Bulgaria, Paraguay Break New Ground in a 0-0 Tie


Hristo Stoitchkov has not changed in the four years since we last saw him. The Bulgarian is still as prickly as ever, both in his unshaven look and temperament.

Stoitchkov was in the thick of things Friday in Montpellier, where Bulgaria and Paraguay battled to a scoreless tie in a Group D game that seldom rose to any great heights.

It did, however, provide a couple of World Cup ’98 firsts.

Saudi Arabian referee Abdul Rahman Al-Zeid became the first to strictly enforce the rule on tackles from behind, issuing the first red card of the tournament.


With less than four minutes to play, Al-Zeid tossed Bulgarian midfielder Anatoli Nankov out of the game for a blatant foul on Paraguay’s Juan Carlos Yegros, who plays for Cruz Azul in the Mexican League.

Nankov, a 28-year-old from Locomotiv Sofia, came in very late on a sliding tackle, crashing studs-first into Yegros’ ankle. He did not argue overly long or loudly against the red card, which means he is suspended for the next game.

By that time, of course, both teams had pretty much settled for a 0-0 tie, another tournament first.

Played on a sunny afternoon at Stade de la Mosson, the game was more physical than those that preceded it. The Bulgarians came out fast and hard, and for the first half-hour or so it seemed the they would rout their South American foes.


But the Paraguayan defense, with Carlos Gamarra and Celso Ayala looking especially confident, held firm. Bulgaria saw shots by Krassimir Balakov, Stoitchkov and Ilian Iliev either sail wide or be comfortably saved by Jose Luis Chilavert, Paraguay’s inspirational captain and goalkeeper.

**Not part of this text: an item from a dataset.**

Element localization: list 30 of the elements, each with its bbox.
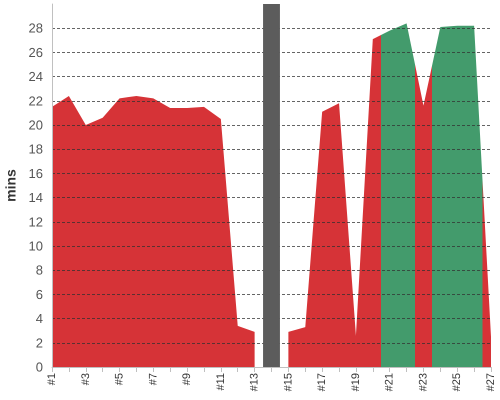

Chilavert’s only nervous moment came in the 35th minute when Stoitchkov rounded two defenders and fired an off-balance shot that hit the right post before rebounding clear.

As the half wore on, Bulgaria kept up most of the pressure but did not have the imagination to get past the Paraguayan defenders and create clear scoring chances.

Stoitchkov, well marked by the defense, became increasingly frustrated, and Al-Zeid had to step between him and Paraguayan players on a couple of occasions when tempers threatened to explode.


The only untoward incident, however, came as the result of an accidental clash of heads that left Balakov to play most of the half in an oversized bandage, with a shock of hair sticking out the top. Not quite the fashion statement of France 98.

The second 45 minutes belonged to Paraguay, a fact well illustrated by Bulgarian Coach Hristo Bonev, who spent most of it on his feet, furiously chain-smoking while staring nervously at the play before him.

Bulgaria, which finished fourth under Stoitchkov’s inspiration in the USA ’94 World Cup, had not changed its lineup much in four years and claimed it still had the legs to compete at this level. But there were definite signs of tiring as Paraguay took control.

With Roberto Acuna pulling the strings in midfield and players such as Yegros, Miguel Benitez and Jorge Campos working tirelessly, the South Americans kept creating half-chances but never really threatened Bulgarian goalkeeper Zdravko Zdravkov.


The only real difficulty Zdravkov was caused came on a free kick in the 78th minute that Chilavert strode upfield to take.

Chilavert, an extrovert goalkeeper who has scored frequently on free kicks and penalty kicks for club and country--including one memorable goal against Argentina--sent a wickedly swerving and dipping shot toward the upper-left corner of the Bulgarian net.

Zdravkov leaped to tip the ball over the bar, and Chilavert turned and stomped off, holding his head in his gloved hands and bemoaning the near miss.

Paraguay, urged on by its Brazilian coach, Paulo Cesar Carpeggiani, and with the man advantage after Nankov’s red card, had the Bulgarian defense at sixes and sevens in the closing moments as its players buzzed in and out of the penalty area in desperate search of a goal.


But if Paraguay’s strength is defense, its glaring weakness is finishing. Almost every shot taken was off target or straight at the relieved Zdravkov.

“We lacked poise to finish the plays,” Carpeggiani said. “We always missed the last pass.”

In the end, after the final whistle, Chilavert and Stoitchkov walked off the field together, each applauding their respective fans. A share of the points seemed a fair result.